The Black Badge tweaks have been enough to successfully attracted new, younger clients into the Rolls-Royce Motor Cars fold. Remember, not too long ago, R-R was the stuffy old company of top hats and morning coats, of literal royalty, but Black Badge is pulling in people wearing Off-White and Aimé Leon Dore.
The all-new Ghost — which runs on Rolls-Royce’s own bespoke architecture — is the latest model to break bad and get the full Black Badge treatment. (The old Ghost was one of the OG Badge cars back when the sub-brand launched in 2016.)
Driving the new Ghost Black Badge in Miami recently, what’s most striking is just how good this car looks painted black. Black Badge cars don’t have to be black of course, but a majority of buyers have apparently opted for this new signature black, the blackest-black in the known automotive universe. It requires over 100 lb (45 kg) of paint. The effect is very goth, and pairs well with the Badge’s exclusive – and spectacular – 21-inch carbon-fibre rims. The wheel’s barrel is made of 44 layers of carbon, while the centres are forged aluminum with titanium fasteners holding it all together.
The cabin is very goth too, with blacked-out trim and fetching new Technical Fibre veneer made of Bolivar wood overlaid with a weave of carbon strands and metal thread. It’s elegant, subtle, and devilishly time-consuming to make.
As for what the Black Badge is like to drive, it initially feels a lot like the new Ghost, which is to say it’s like floating through the clouds wearing noise-cancelling headphones. It’s a haven from the outside world, but it’s more than that now too.
On a 1.25-mile closed road along the Miami coast, police officers kept a lookout while we hustled the 2.5-tonne machine flat-out. (We did it for science of course, because you really need to hustle this thing to discover what differences the chassis tweaks have made.) “Low” mode speeds up gear changes when you’ve got the pedal pressed into the plush carpet, but the eight-speed box is still always buttery smooth. A sprinkling of extra power and torque for the Black Badge brings the totals up to 591 horsepower and 664 lb-ft respectively. Even though it does 0-100 km/h in 4.7 seconds, the acceleration isn’t violent. It feels remote and somehow distant. The police officers standing guard did seem slightly concerned by how quickly this massive Rolls-Royce can build speed though.
Slowing down so much car would be scary if the brakes weren’t so prodigiously powerful, but they are. Even better, the Black Badge’s brake pedal has a more reassuring initial bite. The steering is a touch heavier too and larger air springs hold up the car better through corners. Turn hard enough to get the tires squealing and this behemoth simply leans over and digs in. The all-wheel drive and rear-steering are a godsend.
The Black Badge changes aren’t dramatic – it still drives like a Rolls-Royce and not a sports car — but the gap is slightly narrower and the changes are welcome.
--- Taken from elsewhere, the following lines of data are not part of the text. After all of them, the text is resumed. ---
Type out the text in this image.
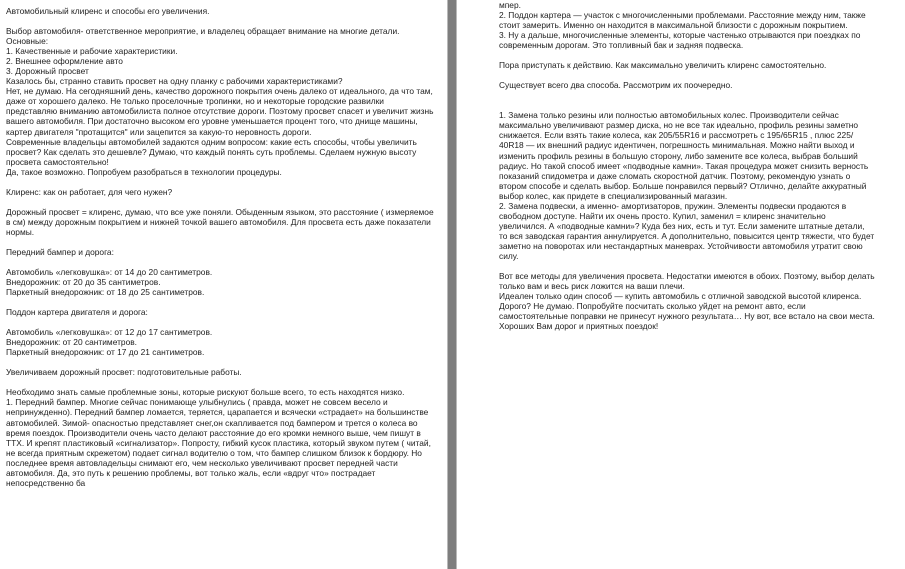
Автомобильный клиренс и способы его увеличения.
Выбор автомобиля- ответственное мероприятие, и владелец обращает внимание на многие детали.
Основные:
1. Качественные и рабочие характеристики.
2. Внешнее оформление авто
3. Дорожный просвет
Казалось бы, странно ставить просвет на одну планку с рабочими характеристиками?
Нет, не думаю. На сегодняшний день, качество дорожного покрытия очень далеко от идеального, да что там, даже от хорошего далеко. Не только проселочные тропинки, но и некоторые городские развилки представляю вниманию автомобилиста полное отсутствие дороги. Поэтому просвет спасет и увеличит жизнь вашего автомобиля. При достаточно высоком его уровне уменьшается процент того, что днище машины, картер двигателя "протащится" или зацепится за какую-то неровность дороги.
Современные владельцы автомобилей задаются одним вопросом: какие есть способы, чтобы увеличить просвет? Как сделать это дешевле? Думаю, что каждый понять суть проблемы. Сделаем нужную высоту просвета самостоятельно!
Да, такое возможно. Попробуем разобраться в технологии процедуры.
Клиренс: как он работает, для чего нужен?
Дорожный просвет = клиренс, думаю, что все уже поняли. Обыденным языком, это расстояние ( измеряемое в см) между дорожным покрытием и нижней точкой вашего автомобиля. Для просвета есть даже показатели нормы.
Передний бампер и дорога:
Автомобиль «легковушка»: от 14 до 20 сантиметров.
Внедорожник: от 20 до 35 сантиметров.
Паркетный внедорожник: от 18 до 25 сантиметров.
Поддон картера двигателя и дорога:
Автомобиль «легковушка»: от 12 до 17 сантиметров.
Внедорожник: от 20 сантиметров.
Паркетный внедорожник: от 17 до 21 сантиметров.
Увеличиваем дорожный просвет: подготовительные работы.
Необходимо знать самые проблемные зоны, которые рискуют больше всего, то есть находятся низко.
1. Передний бампер. Многие сейчас понимающе улыбнулись ( правда, может не совсем весело и непринужденно). Передний бампер ломается, теряется, царапается и всячески «страдает» на большинстве автомобилей. Зимой- опасностью представляет снег,он скапливается под бампером и трется о колеса во время поездок. Производители очень часто делают расстояние до его кромки немного выше, чем пишут в ТТХ. И крепят пластиковый «сигнализатор». Попросту, гибкий кусок пластика, который звуком путем ( читай, не всегда приятным скрежетом) подает сигнал водителю о том, что бампер слишком близок к бордюру. Но последнее время автовладельцы снимают его, чем несколько увеличивают просвет передней части автомобиля. Да, это путь к решению проблемы, вот только жаль, если «вдруг что» пострадает непосредственно ба
мпер.
2. Поддон картера — участок с многочисленными проблемами. Расстояние между ним, также стоит замерить. Именно он находится в максимальной близости с дорожным покрытием.
3. Ну а дальше, многочисленные элементы, которые частенько отрываются при поездках по современным дорогам. Это топливный бак и задняя подвеска.
Пора приступать к действию. Как максимально увеличить клиренс самостоятельно.
Существует всего два способа. Рассмотрим их поочередно.
1. Замена только резины или полностью автомобильных колес. Производители сейчас максимально увеличивают размер диска, но не все так идеально, профиль резины заметно снижается. Если взять такие колеса, как 205/55R16 и рассмотреть с 195/65R15 , плюс 225/ 40R18 — их внешний радиус идентичен, погрешность минимальная. Можно найти выход и изменить профиль резины в большую сторону, либо замените все колеса, выбрав больший радиус. Но такой способ имеет «подводные камни». Такая процедура может снизить верность показаний спидометра и даже сломать скоростной датчик. Поэтому, рекомендую узнать о втором способе и сделать выбор. Больше понравился первый? Отлично, делайте аккуратный выбор колес, как придете в специализированный магазин.
2. Замена подвески, а именно- амортизаторов, пружин. Элементы подвески продаются в свободном доступе. Найти их очень просто. Купил, заменил = клиренс значительно увеличился. А «подводные камни»? Куда без них, есть и тут. Если замените штатные детали, то вся заводская гарантия аннулируется. А дополнительно, повысится центр тяжести, что будет заметно на поворотах или нестандартных маневрах. Устойчивости автомобиля утратит свою силу.
Вот все методы для увеличения просвета. Недостатки имеются в обоих. Поэтому, выбор делать только вам и весь риск ложится на ваши плечи.
Идеален только один способ — купить автомобиль с отличной заводской высотой клиренса. Дорого? Не думаю. Попробуйте посчитать сколько уйдет на ремонт авто, если самостоятельные поправки не принесут нужного результата… Ну вот, все встало на свои места.
Хороших Вам дорог и приятных поездок!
2022 Black Badge Ghost Launch Event in Toronto, November 4th, 2021
Back in 2012, Rolls-Royce Motor Cars CEO Torsten Müller-Ötvös saw someone pull up in an all-black Phantom and he couldn’t look away. “Then we started to look around,” he says, “and particularly in California, you saw at that time already some Rolls-Royces which were ‘murdered out.’ That made us think, okay, there is something here.” And, he was right. Roughly 40 per cent of buyers now opt for Rolls-Royce’s moody Black Badge models, despite – or perhaps because of – the roughly $50,000 premium these models command.
Black Badge has succeeded in bringing new clients to the brand without alienating the old ones, all whilst keeping prices high and products exclusive. Other high-luxury brands would do well to pay attention.